Sebagaimana Sultan Hadiwijaya tak butuh kepastian kebenaran apakah Putri Sekar Kedaton yang sesungguhnya memulai hubungan terlarang itu atau karena memang kekurangajaran Raden Pabelan. Dimata Sultan perbuatan Raden Pabelan tak mungkin diampuni. Sultan tak peduli lagi apakah hukuman mati terhadap Raden Pabelan itu akan membuat Tumenggung Mayang dan Panembahan Senopati marah atau tidak. Sebagaimana tak pedulinya beberapa pihak apakah foto-foto itu benar atau tidak. Seperti tak pedulinya beberapa pihak apakah ini permainan atau bukan, apakah ini jebakan atau bukan, apakah jika Anas diganti GI akan bisa menang atau tidak. Amarah yang ada adalah Raden Pabelan harus mati. Ya ya ya. Kematian Raden Pabelan seakan-akan juga akan menjadi akhir perjalanan karir Anas yang gilang-gemilang.

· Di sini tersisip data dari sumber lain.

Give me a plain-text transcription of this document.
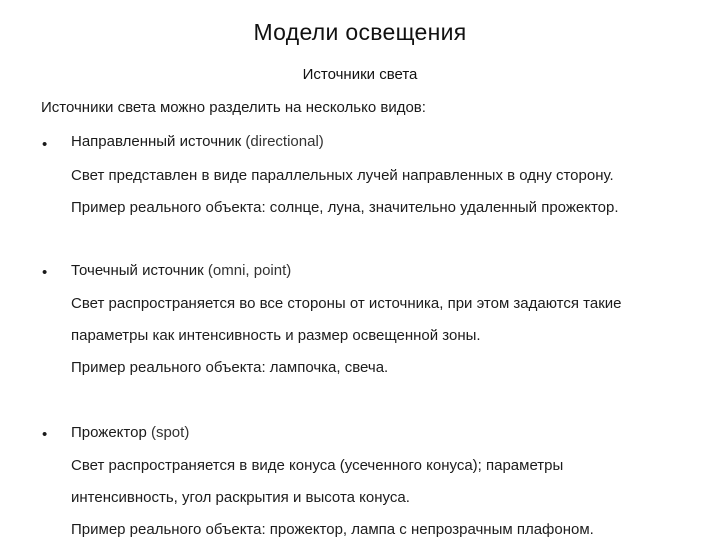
Модели освещения
Источники света
Источники света можно разделить на несколько видов:
• Направленный источник (directional)
Свет представлен в виде параллельных лучей направленных в одну сторону.
Пример реального объекта: солнце, луна, значительно удаленный прожектор.
• Точечный источник (omni, point)
Свет распространяется во все стороны от источника, при этом задаются такие
параметры как интенсивность и размер освещенной зоны.
Пример реального объекта: лампочка, свеча.
• Прожектор (spot)
Свет распространяется в виде конуса (усеченного конуса); параметры
интенсивность, угол раскрытия и высота конуса.
Пример реального объекта: прожектор, лампа с непрозрачным плафоном.
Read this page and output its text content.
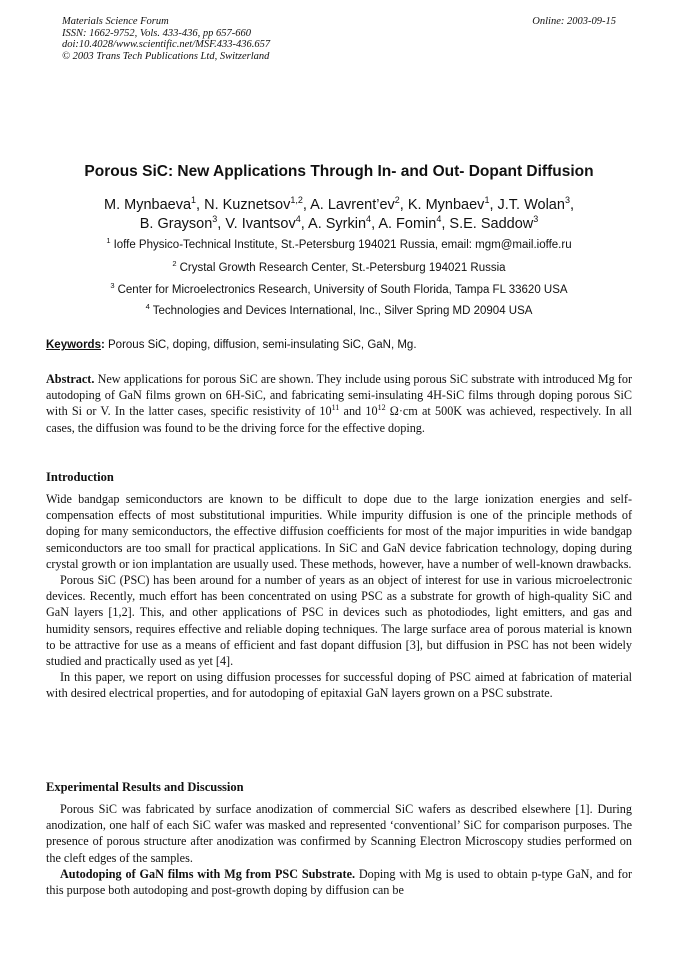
Materials Science Forum
ISSN: 1662-9752, Vols. 433-436, pp 657-660
doi:10.4028/www.scientific.net/MSF.433-436.657
© 2003 Trans Tech Publications Ltd, Switzerland
Online: 2003-09-15
Porous SiC: New Applications Through In- and Out- Dopant Diffusion
M. Mynbaeva$^1$, N. Kuznetsov$^{1,2}$, A. $Lavrent’ev^2$, K. Mynbaev$^1$, J.T. Wolan$^3$,
B. Grayson$^3$, V. Ivantsov$^4$, A. Syrkin$^4$, A. Fomin$^4$, S.E. Saddow$^3$
$^1$ Ioffe Physico-Technical Institute, St.-Petersburg 194021 Russia, email: mgm@mail.ioffe.ru
$^2$ Crystal Growth Research Center, St.-Petersburg 194021 Russia
$^3$ Center for Microelectronics Research, University of South Florida, Tampa FL 33620 USA
$^4$ Technologies and Devices International, Inc., Silver Spring MD 20904 USA
Keywords: Porous SiC, doping, diffusion, semi-insulating SiC, GaN, Mg.

Abstract. New applications for porous SiC are shown. They include using porous SiC substrate with introduced Mg for autodoping of GaN films grown on 6H-SiC, and fabricating semi-insulating 4H-SiC films through doping porous SiC with Si or V. In the latter cases, specific resistivity of $10^{11}$ and $10^{12}$ Ω·cm at 500K was achieved, respectively. In all cases, the diffusion was found to be the driving force for the effective doping.

Introduction

Wide bandgap semiconductors are known to be difficult to dope due to the large ionization energies and self-compensation effects of most substitutional impurities. While impurity diffusion is one of the principle methods of doping for many semiconductors, the effective diffusion coefficients for most of the major impurities in wide bandgap semiconductors are too small for practical applications. In SiC and GaN device fabrication technology, doping during crystal growth or ion implantation are usually used. These methods, however, have a number of well-known drawbacks.

Porous SiC (PSC) has been around for a number of years as an object of interest for use in various microelectronic devices. Recently, much effort has been concentrated on using PSC as a substrate for growth of high-quality SiC and GaN layers [1,2]. This, and other applications of PSC in devices such as photodiodes, light emitters, and gas and humidity sensors, requires effective and reliable doping techniques. The large surface area of porous material is known to be attractive for use as a means of efficient and fast dopant diffusion [3], but diffusion in PSC has not been widely studied and practically used as yet [4].

In this paper, we report on using diffusion processes for successful doping of PSC aimed at fabrication of material with desired electrical properties, and for autodoping of epitaxial GaN layers grown on a PSC substrate.

Experimental Results and Discussion

Porous SiC was fabricated by surface anodization of commercial SiC wafers as described elsewhere [1]. During anodization, one half of each SiC wafer was masked and represented ‘conventional’ SiC for comparison purposes. The presence of porous structure after anodization was confirmed by Scanning Electron Microscopy studies performed on the cleft edges of the samples.

Autodoping of GaN films with Mg from PSC Substrate. Doping with Mg is used to obtain p-type GaN, and for this purpose both autodoping and post-growth doping by diffusion can be
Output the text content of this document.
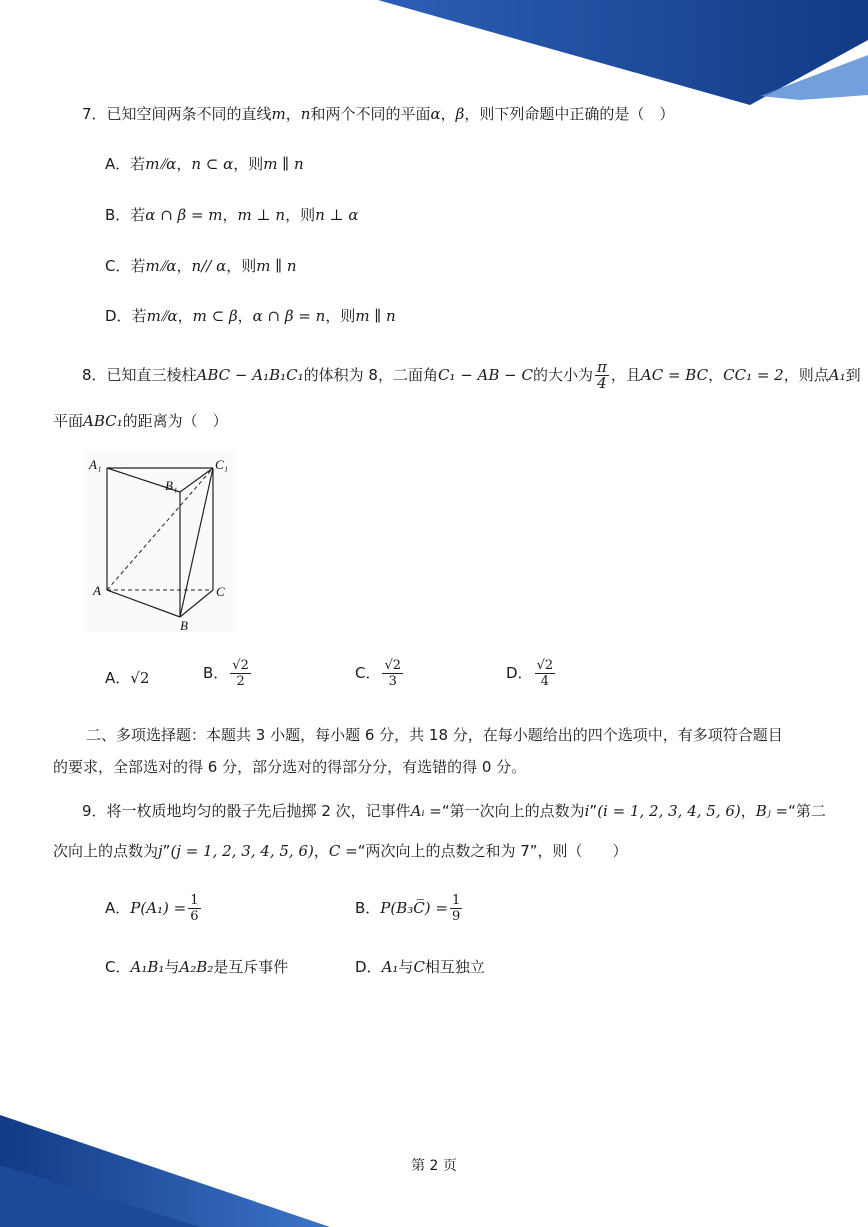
7．已知空间两条不同的直线m，n和两个不同的平面α，β，则下列命题中正确的是（　）
A．若m⫽α，n ⊂ α，则m ∥ n
B．若α ∩ β = m，m ⊥ n，则n ⊥ α
C．若m⫽α，n// α，则m ∥ n
D．若m⫽α，m ⊂ β，α ∩ β = n，则m ∥ n
8．已知直三棱柱ABC − A₁B₁C₁的体积为 8，二面角C₁ − AB − C的大小为 $\frac{\pi}{4}$ ，且AC = BC，CC₁ = 2，则点A₁到
平面ABC₁的距离为（　）
A₁	C₁
B₁
A	C
B
A．√2	B． $\frac{√2}{2}$	C． $\frac{√2}{3}$	D． $\frac{√2}{4}$
二、多项选择题：本题共 3 小题，每小题 6 分，共 18 分，在每小题给出的四个选项中，有多项符合题目
的要求，全部选对的得 6 分，部分选对的得部分分，有选错的得 0 分。
9．将一枚质地均匀的骰子先后抛掷 2 次，记事件Aᵢ =“第一次向上的点数为i”(i = 1, 2, 3, 4, 5, 6)，Bⱼ =“第二
次向上的点数为j”(j = 1, 2, 3, 4, 5, 6)，C =“两次向上的点数之和为 7”，则（　　）
A．$P(A_1) = \frac{1}{6}$	B．P(B₃C̅) = $\frac{1}{9}$
C．A₁B₁与A₂B₂是互斥事件	D．A₁与C相互独立
第 2 页
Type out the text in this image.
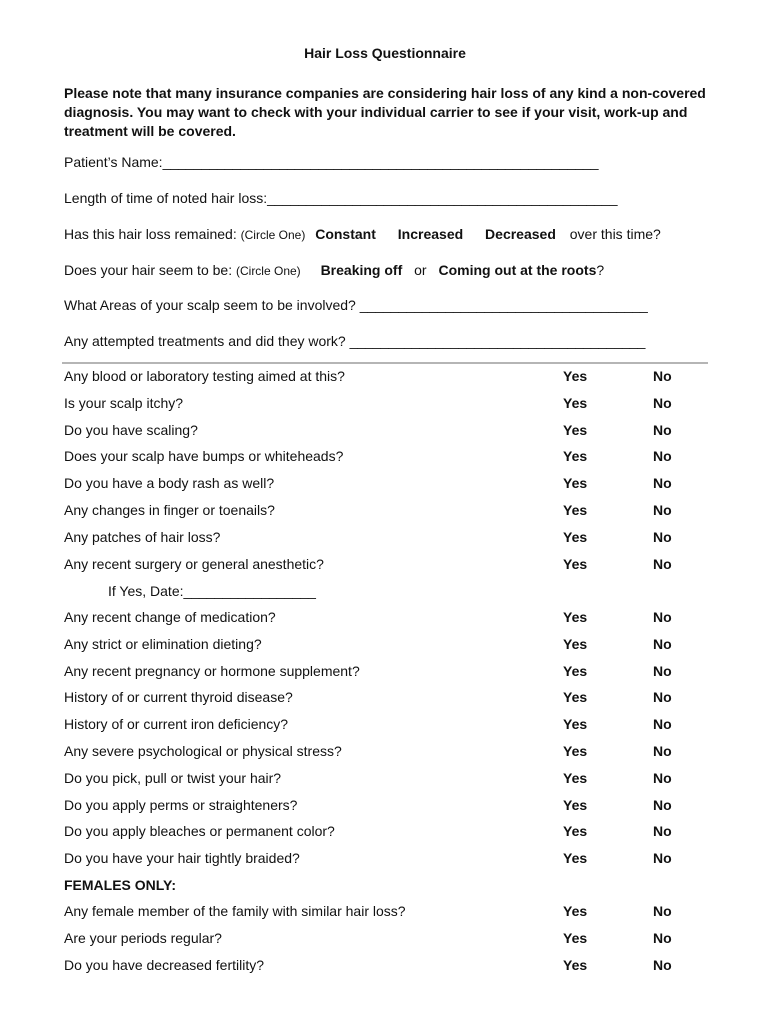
Hair Loss Questionnaire
Please note that many insurance companies are considering hair loss of any kind a non-covered diagnosis. You may want to check with your individual carrier to see if your visit, work-up and treatment will be covered.
Patient’s Name:________________________________________________________
Length of time of noted hair loss:_____________________________________________
Has this hair loss remained: (Circle One) Constant Increased Decreased over this time?
Does your hair seem to be: (Circle One) Breaking off or Coming out at the roots?
What Areas of your scalp seem to be involved? _____________________________________
Any attempted treatments and did they work? ______________________________________
Any blood or laboratory testing aimed at this?	Yes	No
Is your scalp itchy?	Yes	No
Do you have scaling?	Yes	No
Does your scalp have bumps or whiteheads?	Yes	No
Do you have a body rash as well?	Yes	No
Any changes in finger or toenails?	Yes	No
Any patches of hair loss?	Yes	No
Any recent surgery or general anesthetic?	Yes	No
If Yes, Date:_________________
Any recent change of medication?	Yes	No
Any strict or elimination dieting?	Yes	No
Any recent pregnancy or hormone supplement?	Yes	No
History of or current thyroid disease?	Yes	No
History of or current iron deficiency?	Yes	No
Any severe psychological or physical stress?	Yes	No
Do you pick, pull or twist your hair?	Yes	No
Do you apply perms or straighteners?	Yes	No
Do you apply bleaches or permanent color?	Yes	No
Do you have your hair tightly braided?	Yes	No
FEMALES ONLY:
Any female member of the family with similar hair loss?	Yes	No
Are your periods regular?	Yes	No
Do you have decreased fertility?	Yes	No
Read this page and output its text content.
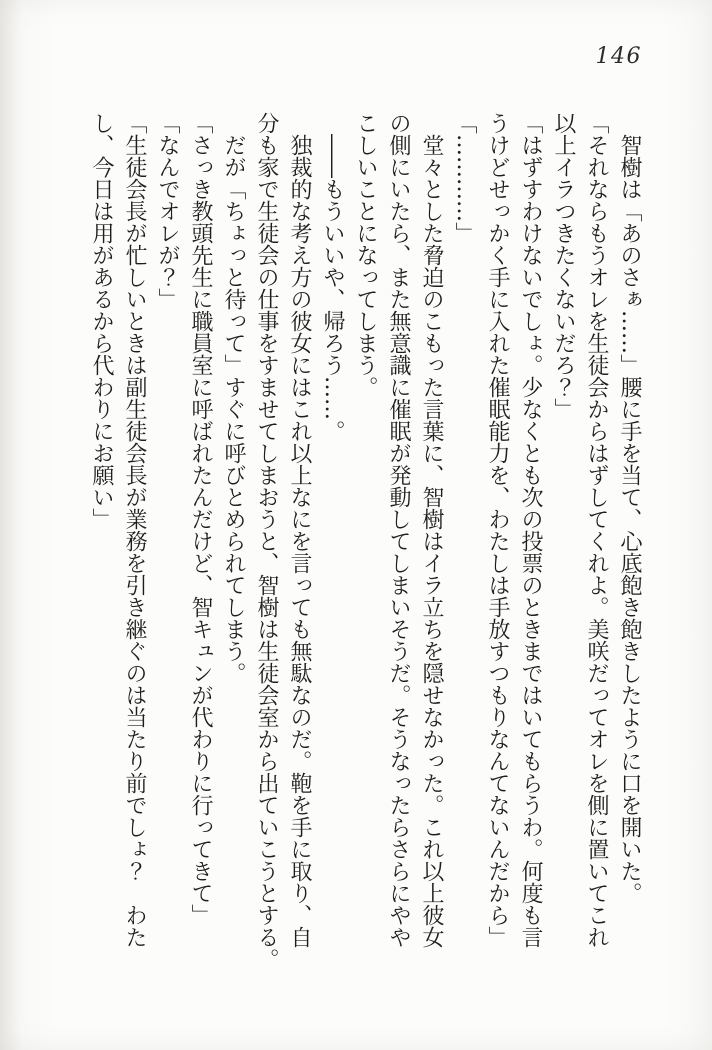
146
智樹は「あのさぁ……」腰に手を当て、心底飽き飽きしたように口を開いた。
「それならもうオレを生徒会からはずしてくれよ。美咲だってオレを側に置いてこれ
以上イラつきたくないだろ？」
「はずすわけないでしょ。少なくとも次の投票のときまではいてもらうわ。何度も言
うけどせっかく手に入れた催眠能力を、わたしは手放すつもりなんてないんだから」
「…………」
堂々とした脅迫のこもった言葉に、智樹はイラ立ちを隠せなかった。これ以上彼女
の側にいたら、また無意識に催眠が発動してしまいそうだ。そうなったらさらにやや
こしいことになってしまう。
――もういいや、帰ろう……。
独裁的な考え方の彼女にはこれ以上なにを言っても無駄なのだ。鞄を手に取り、自
分も家で生徒会の仕事をすませてしまおうと、智樹は生徒会室から出ていこうとする。
だが「ちょっと待って」すぐに呼びとめられてしまう。
「さっき教頭先生に職員室に呼ばれたんだけど、智キュンが代わりに行ってきて」
「なんでオレが？」
「生徒会長が忙しいときは副生徒会長が業務を引き継ぐのは当たり前でしょ？　わた
し、今日は用があるから代わりにお願い」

Dan ketika Tumenggung Mayang sebagai orang tua Raden Pabelan didakwa ikut bersalah, maka PDIP pun seakan menjadi pihak yang bersalah atas keputusannya memilih Anas dan mengabaikan kader sendiri yang telah berdarah-darah seperti Kusnadi dan Budi Kanang Sulistiyo. Tiba-tiba sebagaimana Tumenggung Mayang, PDIP pun harus ilut bertanggung jawab atas perbuatan anaknya. Ya ya ya. Badai Anas ini sampai sekarang memang belum jelas jenisnya, apakah badai cempaka atau badai dahlia. Apa yang jelas dampaknya telah dan akan meluluhlantakkan peta Pilgub Jatim. Bisa saja peta politik dan peta koalisi Pilgub Jatim jni akan bergerak secara radikal. Seperti radikalnya perubahan peta politik Pajang pasca kematian Raden Pabelan. Peta yang memberi jalan lapang pada Panembahan Senopati untuk menapak jalan kekuasaan menggantikan Sultan Hadiwijaya. Akankah demikian juga halnya yang terjadi di Pilgub Jatim? Yuk...kita saksikan bersama-sama. (*)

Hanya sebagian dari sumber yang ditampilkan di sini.